The Evidences supporting the Continental Drift Theory:

The Matching of Continents (Jig-Saw-Fit) or Apparent Affinity of Physical Feature:
  • The coastline of Africa and South America Facing each other has a remarkable match.
  • Africa, Madagascar, and the western coastline of India Seems had joined.


Continental-Drift-Theory- The Matching of Continents (Jig- Saw- Fit)

The Matching of Continents (Jig-Saw-Fit)


Rocks of the same age across the Ocean:
  • The methods of radiometric dating have correlated the rock formation in different continents across the oceans.
  • The Caledonian and Hercynian mountains of Europe and the Appalachians of the USA seem to be of the same and continuous series.
  • The rock belts around the coast of Brazil match with the rock belt found in Western Africa.
Tillite deposits
  • These are sedimentary rocks formed by the deposit of glaciers.
  • The tillite in the Gondwana system of sediments in India is also found in six different landmasses in the southern hemisphere. It is found in the Gondwana system in India, Africa, Falkland, Madagascar, Antarctica, and Australia. These all were previously a part of Gondwana as it gives clear evidence for paleoclimates and the drifting of continents.
Placer Deposits
  • The plentiful placer deposits of gold found at Ghana’s coast (in West Africa) do not have source rock in the region but the sources are in Brazil. So the gold deposits of Ghana are derived from The Brazil Plateau when the two continents lay side by side.
Distribution of Fossils
  • Identical species of flora and fauna (plants and animals) adapted to live on land or in Aquatic habitat – Freshwater, are found on either side of the marine barriers. e.g. The remains of Mesosauraus a freshwater reptile (- 286 to 258 million years ago) are found in southern Africa and Eastern South America (Travers formation of Brazil).
  • The lemurs that occur in India, Madagascar, and Africa led to consider the contiguous landmass ‘Lemuria’ which connects these three landmasses.
  • The fossil of the seed fern Glossopteris was also found on the continent side by side.


Wegener_fossil_map: Fossil patterns across continents (Gondwanaland)

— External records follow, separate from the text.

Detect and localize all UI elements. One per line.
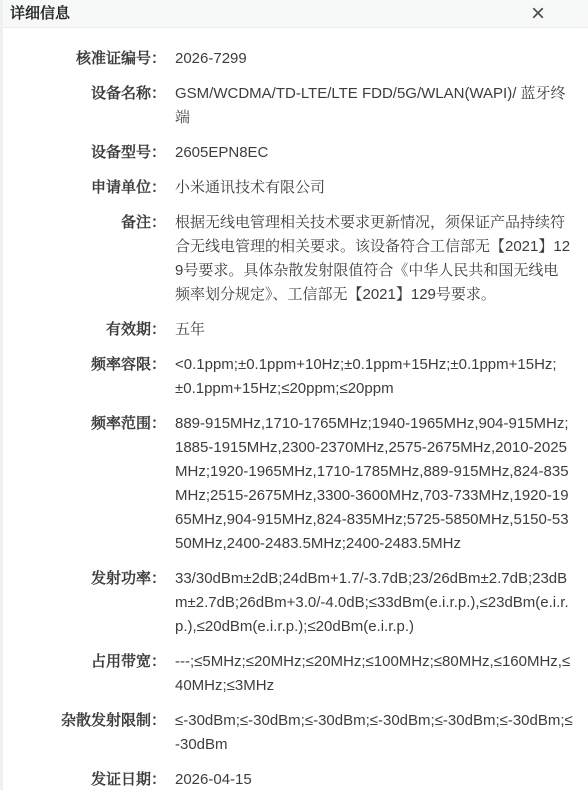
field-label: 申请单位：: [0, 176, 166, 200]
field-row-occupied-bandwidth: 占用带宽： ---;≤5MHz;≤20MHz;≤20MHz;≤100MHz;≤8…: [0, 650, 588, 698]
field-row-device-name: 设备名称： GSM/WCDMA/TD-LTE/LTE FDD/5G/WLAN(W…: [0, 82, 588, 130]
detail-fields: 核准证编号： 2026-7299 设备名称： GSM/WCDMA/TD-LTE/…: [0, 28, 588, 790]
window-left-edge: [0, 0, 3, 790]
field-value: 2026-04-15: [175, 768, 588, 790]
field-label: 设备型号：: [0, 141, 166, 165]
field-value: <0.1ppm;±0.1ppm+10Hz;±0.1ppm+15Hz;±0.1pp…: [175, 353, 588, 401]
field-row-approval-number: 核准证编号： 2026-7299: [0, 47, 588, 71]
field-label: 核准证编号：: [0, 47, 166, 71]
field-value: 根据无线电管理相关技术要求更新情况，须保证产品持续符合无线电管理的相关要求。该设…: [175, 211, 588, 307]
field-row-frequency-tolerance: 频率容限： <0.1ppm;±0.1ppm+10Hz;±0.1ppm+15Hz;…: [0, 353, 588, 401]
field-row-issue-date: 发证日期： 2026-04-15: [0, 768, 588, 790]
field-row-transmit-power: 发射功率： 33/30dBm±2dB;24dBm+1.7/-3.7dB;23/2…: [0, 567, 588, 639]
field-row-device-model: 设备型号： 2605EPN8EC: [0, 141, 588, 165]
field-row-frequency-range: 频率范围： 889-915MHz,1710-1765MHz;1940-1965M…: [0, 412, 588, 556]
field-value: 2605EPN8EC: [175, 141, 588, 165]
field-label: 设备名称：: [0, 82, 166, 106]
field-value: 小米通讯技术有限公司: [175, 176, 588, 200]
field-value: 2026-7299: [175, 47, 588, 71]
field-label: 备注：: [0, 211, 166, 235]
field-label: 频率容限：: [0, 353, 166, 377]
detail-panel: 详细信息 × 核准证编号： 2026-7299 设备名称： GSM/WCDMA/…: [0, 0, 588, 790]
field-value: 五年: [175, 318, 588, 342]
field-value: GSM/WCDMA/TD-LTE/LTE FDD/5G/WLAN(WAPI)/ …: [175, 82, 588, 130]
field-label: 频率范围：: [0, 412, 166, 436]
field-label: 有效期：: [0, 318, 166, 342]
field-value: ≤-30dBm;≤-30dBm;≤-30dBm;≤-30dBm;≤-30dBm;…: [175, 709, 588, 757]
panel-header: 详细信息 ×: [0, 0, 588, 28]
close-icon: ×: [531, 0, 545, 27]
field-row-remarks: 备注： 根据无线电管理相关技术要求更新情况，须保证产品持续符合无线电管理的相关要…: [0, 211, 588, 307]
field-label: 杂散发射限制：: [0, 709, 166, 733]
field-row-applicant: 申请单位： 小米通讯技术有限公司: [0, 176, 588, 200]
field-label: 发射功率：: [0, 567, 166, 591]
field-value: 889-915MHz,1710-1765MHz;1940-1965MHz,904…: [175, 412, 588, 556]
field-value: 33/30dBm±2dB;24dBm+1.7/-3.7dB;23/26dBm±2…: [175, 567, 588, 639]
field-row-spurious-emission-limit: 杂散发射限制： ≤-30dBm;≤-30dBm;≤-30dBm;≤-30dBm;…: [0, 709, 588, 757]
page-title: 详细信息: [10, 0, 70, 28]
close-button[interactable]: ×: [531, 4, 545, 24]
field-label: 发证日期：: [0, 768, 166, 790]
field-label: 占用带宽：: [0, 650, 166, 674]
field-value: ---;≤5MHz;≤20MHz;≤20MHz;≤100MHz;≤80MHz,≤…: [175, 650, 588, 698]
field-row-validity: 有效期： 五年: [0, 318, 588, 342]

Wegener_fossil_map: Fossil patterns across continents (Gondwanaland)


Force for Drifting
  • According to Wagener, the Drift was in two directions due to centrifugal force and tidal currents.
  • The drifting was towards the equator due to the centrifugal effect.
  • The Westward movement of continents was due to the tidal force of the moon and the sun. So the forces of the moon to less extent but the forces of the sun played a major role. Although most Scholars found these forces to be insufficient.
  • According to Wegener, Earth’s Gravity, the buoyancy of seas, and tidal currents were the main factors that caused the drift.

Drawbacks and Criticism of the Theory:

  • Alfred Wegener considered drifting only in the Mesozoic era, he failed to explain why drifting did not begin before.
  • It only considers continents but not oceans.
  • He took proofs mostly based on assumptions that are generalist
  • The tidal currents, Buoyancy, and gravity are weak forces and these are not able to move continents.
  • Plate Tectonics accepts the existence of Pangaea and related landmasses, but it gives a different explanation for the causes of drifting.

Conclusion: On various grounds, it was criticized but the Wegener’s theory is a significant milestone, the theory was incorporated into the theory of Plate Tectonics.